Angst voor honden kan heel goed behandeld worden met hypnose (1). Ook als het angst is voor wat je kunt krijgen als een hond je zou bijten. Dat was niet haar angst, maar het laat zien dat hypnose veel kan doen.
Want als ze wandelde met haar hond en er kwam een andere hond aan dan kon ze toch aan haar lichaam merken dat dat een probleem was.
Op zich vond ze het niet erg dat ze drie keer door een hond was gebeten, maar ze merkte toch dat er een angstreactie in haar lichaam kwam als een tegemoetkomend iemand een hond bij zich had.
Toen Osca dertien was is ze ook door een eigen hond gebeten. Die was toen acht maanden. Ze gaf haar moeder een kus en toen haalde de hond uit.
Nu heeft ze een hondentraining waarbij ze dicht bij de hond moet zijn, zodat ze leert om goed met de hond te communiceren. Dat geeft toch een andere energie. Ze wilde van haar angst af zodat ze een betere band met haar hond en andere honden kon hebben.
De angst een cijfer geven
Om te zien wat nu eigenlijk het probleem met de angst is wat opgelost moet worden, kun je cijfers geven aan de angst en aan de angst bij specifieke momenten.

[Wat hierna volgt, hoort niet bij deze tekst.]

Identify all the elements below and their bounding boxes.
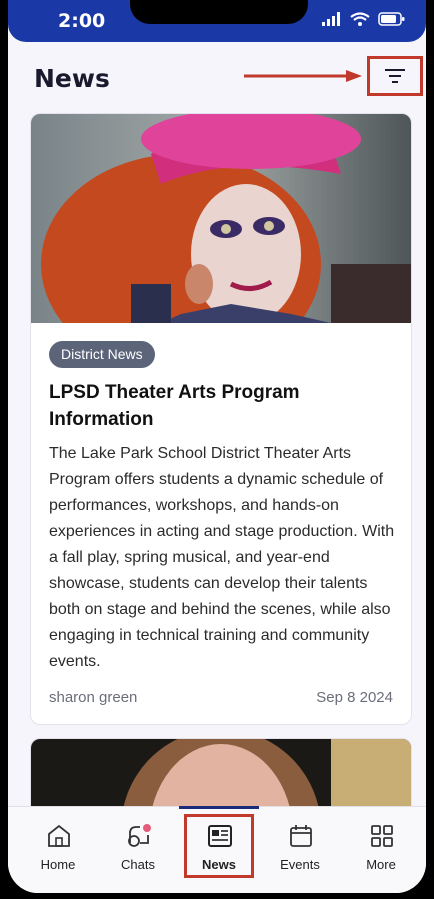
calendar-icon xyxy=(290,825,312,847)
tab-label: Home xyxy=(40,857,76,872)
status-bar: 2:00 xyxy=(8,0,426,42)
category-badge[interactable]: District News xyxy=(49,341,155,368)
annotation-arrow xyxy=(244,70,362,82)
status-time: 2:00 xyxy=(58,10,106,32)
tab-events[interactable]: Events xyxy=(260,807,340,893)
filter-button[interactable] xyxy=(367,56,423,96)
status-icons xyxy=(322,12,406,26)
wifi-icon xyxy=(350,12,370,26)
tab-home[interactable]: Home xyxy=(18,807,98,893)
article-date: Sep 8 2024 xyxy=(316,689,393,706)
article-image xyxy=(31,114,411,323)
active-tab-indicator xyxy=(179,806,259,809)
article-author: sharon green xyxy=(49,689,138,706)
news-card[interactable]: District News LPSD Theater Arts Program … xyxy=(30,113,412,725)
tab-more[interactable]: More xyxy=(341,807,421,893)
article-title[interactable]: LPSD Theater Arts Program Information xyxy=(49,379,369,433)
header: News xyxy=(8,42,426,112)
article-body: The Lake Park School District Theater Ar… xyxy=(49,445,395,670)
tab-label: Events xyxy=(280,857,320,872)
chats-icon xyxy=(128,824,151,847)
home-icon xyxy=(48,824,70,847)
battery-icon xyxy=(378,12,405,26)
page-title: News xyxy=(34,64,110,93)
notch xyxy=(130,0,308,24)
tab-chats[interactable]: Chats xyxy=(98,807,178,893)
phone-screen: 2:00 News District News LPSD Theater Art… xyxy=(8,0,426,893)
tab-label: More xyxy=(366,857,396,872)
filter-icon xyxy=(385,69,405,83)
tab-label: Chats xyxy=(121,857,155,872)
annotation-highlight xyxy=(184,814,254,878)
grid-icon xyxy=(371,825,393,847)
signal-icon xyxy=(322,12,340,26)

Ik vroeg haar welk cijfer ze de angst voor honden zou geven als ze aan een hond dacht. Dat was een vier.
Als ze dacht aan de gebeurtenis dat ze gebeten werd, gaf dat veel spanning en pijn op haar lippen omdat ze daar gebeten was. Dat cijfer gaf ze een 7.
Dat was toch een ander cijfer. Ik vroeg haar wat ze deed voordat ze door die hond gebeten werd. Dat ze op haar kamer was dat wist ze nog, maar wat ze deed, dat weet ze niet meer. Waarschijnlijk huiswerk maken of muziek luisteren.
Nadat ze gebeten was ging ze ook naar het ziekenhuis. Maar op een gegeven moment was het voorbij. Ik vroeg aan haar wat ze toen deed, toen het voorbij was.
Haar grootste frustratie was dat ze toen langer moest wachten op het plaatsen van haar beugel. En ze mocht bij haar ouders slapen, omdat ze een hele dikke lip had gekregen door de beet.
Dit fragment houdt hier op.